There is a 10-15% fatality rate in reported cases of Powassan encephalitis, with many survivors suffering long-term neurological damage. Symptoms usually begin suddenly 7-14 days following infection, and include headache, fever, nausea and vomiting, stiff neck, and sleepiness. Later, breathing distress, tremors, confusion, seizures, coma, paralysis, and death can occur.
The illness was discovered in 1958 after a five year old boy from Powassan, Ontario died of severe encephalitis. Between 1958 and 2010 fewer than 60 cases of Powassan encephalitis were reported in North America. In 2011, there were 16 confirmed cases in the United States. Recently, the number of cases reported in upstate New York has increased dramatically.
Rick Ostfeld, a disease ecologist at the Cary Institute of Ecosystem Studies said, “We’ve seen a rise in this rare but serious illness in parts of New York State that are hotspots for Lyme disease. And we suspected it was tied to an increase in black-legged ticks carrying deer tick virus, particularly on the east side of the Hudson River.”
Over the course of a five-year study, researchers assessed more than 13,500 ticks of seven species of ticks in seven counties and proved Mr. Ostfeld’s theory – there was an increase in the number of black-legged ticks carrying deer tick virus in counties east of the Hudson river.
Laura Kramer, a research scientist at the Wadsworth Center, said, “Our findings are consistent with deer tick virus infection rates in people revealed in clinical tests by the New York State Department of Health. Of fourteen individuals testing seropositive for deer tick virus, ten were residents of Westchester, Putnam, or Dutchess counties. Another two were from Albany and Suffolk counties, areas with burgeoning black-legged tick populations.”

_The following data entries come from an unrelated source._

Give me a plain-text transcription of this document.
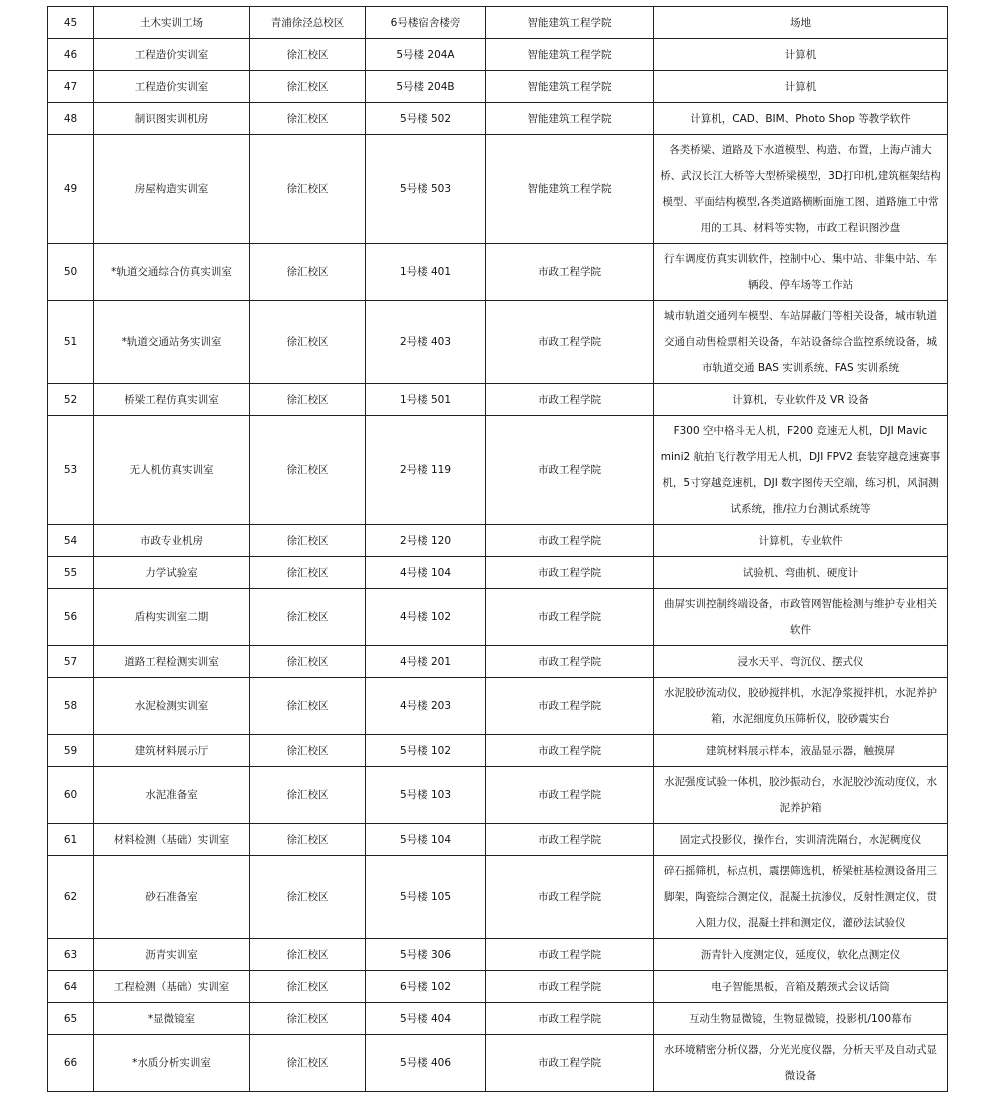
45	土木实训工场	青浦徐泾总校区	6号楼宿舍楼旁	智能建筑工程学院	场地
46	工程造价实训室	徐汇校区	5号楼 204A	智能建筑工程学院	计算机
47	工程造价实训室	徐汇校区	5号楼 204B	智能建筑工程学院	计算机
48	制识图实训机房	徐汇校区	5号楼 502	智能建筑工程学院	计算机，CAD、BIM、Photo Shop 等教学软件
49	房屋构造实训室	徐汇校区	5号楼 503	智能建筑工程学院	各类桥梁、道路及下水道模型、构造、布置，上海卢浦大桥、武汉长江大桥等大型桥梁模型，3D打印机,建筑框架结构模型、平面结构模型,各类道路横断面施工图、道路施工中常用的工具、材料等实物，市政工程识图沙盘
50	*轨道交通综合仿真实训室	徐汇校区	1号楼 401	市政工程学院	行车调度仿真实训软件，控制中心、集中站、非集中站、车辆段、停车场等工作站
51	*轨道交通站务实训室	徐汇校区	2号楼 403	市政工程学院	城市轨道交通列车模型、车站屏蔽门等相关设备，城市轨道交通自动售检票相关设备，车站设备综合监控系统设备，城市轨道交通 BAS 实训系统、FAS 实训系统
52	桥梁工程仿真实训室	徐汇校区	1号楼 501	市政工程学院	计算机，专业软件及 VR 设备
53	无人机仿真实训室	徐汇校区	2号楼 119	市政工程学院	F300 空中格斗无人机，F200 竞速无人机，DJI Mavic mini2 航拍飞行教学用无人机，DJI FPV2 套装穿越竞速赛事机，5寸穿越竞速机，DJI 数字图传天空端，练习机，风洞测试系统，推/拉力台测试系统等
54	市政专业机房	徐汇校区	2号楼 120	市政工程学院	计算机，专业软件
55	力学试验室	徐汇校区	4号楼 104	市政工程学院	试验机、弯曲机、硬度计
56	盾构实训室二期	徐汇校区	4号楼 102	市政工程学院	曲屏实训控制终端设备，市政管网智能检测与维护专业相关软件
57	道路工程检测实训室	徐汇校区	4号楼 201	市政工程学院	浸水天平、弯沉仪、摆式仪
58	水泥检测实训室	徐汇校区	4号楼 203	市政工程学院	水泥胶砂流动仪，胶砂搅拌机，水泥净浆搅拌机，水泥养护箱，水泥细度负压筛析仪，胶砂震实台
59	建筑材料展示厅	徐汇校区	5号楼 102	市政工程学院	建筑材料展示样本，液晶显示器，触摸屏
60	水泥准备室	徐汇校区	5号楼 103	市政工程学院	水泥强度试验一体机，胶沙振动台，水泥胶沙流动度仪，水泥养护箱
61	材料检测（基础）实训室	徐汇校区	5号楼 104	市政工程学院	固定式投影仪，操作台，实训清洗隔台，水泥稠度仪
62	砂石准备室	徐汇校区	5号楼 105	市政工程学院	碎石摇筛机，标点机，震摆筛选机，桥梁桩基检测设备用三脚架，陶瓷综合测定仪，混凝土抗渗仪，反射性测定仪，贯入阻力仪，混凝土拌和测定仪，灌砂法试验仪
63	沥青实训室	徐汇校区	5号楼 306	市政工程学院	沥青针入度测定仪，延度仪，软化点测定仪
64	工程检测（基础）实训室	徐汇校区	6号楼 102	市政工程学院	电子智能黑板，音箱及鹅颈式会议话筒
65	*显微镜室	徐汇校区	5号楼 404	市政工程学院	互动生物显微镜，生物显微镜，投影机/100幕布
66	*水质分析实训室	徐汇校区	5号楼 406	市政工程学院	水环境精密分析仪器，分光光度仪器，分析天平及自动式显微设备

Unlike Lyme disease, anaplasmosis, and babesiosis, which take feeding black-legged ticks hours to transmit, deer tick virus transmission can occur in just 15 minutes. This leaves very little “grace period” for removing ticks, and underscores the importance of vigilance in tick hotspots.
Ostfeld concludes, “When patients present with encephalitis symptoms in areas with high levels of Lyme disease, especially during the summer, physicians need to consider Powassan encephalitis. While rare, it’s associated with significant complications. There is no vaccine or specific antiviral therapy, the best strategy remains prevention.”
Knowledge of Powassan encephalitis has grown largely as a result of West Nile virus surveillance. Both are part of the flavivirus group of arboviruses. More extensive arbovirus testing may reveal that deer tick virus is more widespread than previously thought.